Mark Winstanley, chief executive of the Rethink Mental Illness charity, said the agreement was “right in principle” but that it was “unclear how its ambitions will be fulfilled”.
“We must not have a situation where the police are stepping back unilaterally without any health and care provision to take its place,” he added.
“We have to recognise that there are no simple, quick or low-cost solutions on the table to absorb the one million hours of police time set to be ‘freed up’.”
The National Police Chiefs’ Council said officers would still respond to incidents where there is a significant safety risk or crime is being committed, but that people were currently being “criminalised” when they needed a health response.
Deputy Chief Constable Rachel Bacon, the national lead for mental health, said: “Police will always attend incidents where there is a threat to life. This is not about us stepping away from mental health incidents, it is about ensuring the most vulnerable people receive the appropriate care which we are not always best placed to provide.”
Emergency call handlers will be in charge of a new triage process, but officials said risk assessments could be updated in response to events on the ground.
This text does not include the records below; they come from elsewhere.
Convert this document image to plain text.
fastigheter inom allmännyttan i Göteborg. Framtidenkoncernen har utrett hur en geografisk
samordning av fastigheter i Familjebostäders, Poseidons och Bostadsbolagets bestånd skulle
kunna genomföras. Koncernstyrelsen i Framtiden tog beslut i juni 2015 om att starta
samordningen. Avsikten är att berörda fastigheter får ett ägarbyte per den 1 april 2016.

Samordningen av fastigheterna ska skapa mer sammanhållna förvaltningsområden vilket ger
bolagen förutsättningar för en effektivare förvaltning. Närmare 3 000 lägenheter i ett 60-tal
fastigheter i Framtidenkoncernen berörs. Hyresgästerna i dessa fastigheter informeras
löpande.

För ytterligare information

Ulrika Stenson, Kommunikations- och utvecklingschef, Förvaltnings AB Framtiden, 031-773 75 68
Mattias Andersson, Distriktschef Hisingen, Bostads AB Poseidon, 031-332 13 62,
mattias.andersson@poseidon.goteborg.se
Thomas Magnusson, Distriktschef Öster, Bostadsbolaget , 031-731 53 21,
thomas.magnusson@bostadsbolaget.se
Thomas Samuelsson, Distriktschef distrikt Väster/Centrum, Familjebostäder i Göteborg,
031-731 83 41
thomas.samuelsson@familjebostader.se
Each regional force must individually agree a “bespoke implementation plan” with local agencies before introducing the model.
It is based on processes developed by Humberside Police in 2019, and similar initiatives have been implemented in Hampshire, Lancashire, South Yorkshire and North Yorkshire.
The Metropolitan Police has been forced to row back on an announcement it would withdraw responses to mental health-related calls by 31 August, following a warning from NHS leaders.
A letter seen by The Independent said the change would be implemented over two to three years instead, and primarily focus on specific areas including welfare checks, people absconding from healthcare facilities, patient transport and handovers of people sectioned under the Mental Health Act.
Caroline Clarke, the NHS director for London, said Sir Mark Rowley’s announcement had caused “anxiety and uncertainty across the health and care system”, and that NHS community health teams was already dealing with rocketing crisis referrals.
But Mr Philp, the policing minister, said the government had “listened to the concerns raised by police leaders about the pressures that mental health issues are placing on policing, which takes officers’ time away from preventing and investigating crime”.
Health minister Maria Caulfield, said the agreement would “ensure the most appropriate health care is provided as quickly as possible”.
“We’re going further and faster to transform our mental health services, with £2.3bn extra funding a year by March 2024 so two million more people can get the support they need – and £150m to build new and improved mental health urgent and emergency care services,” she added.
Work is also underway to provide 24/7 mental health crisis phone lines, and increase the number of specialist staff nationally.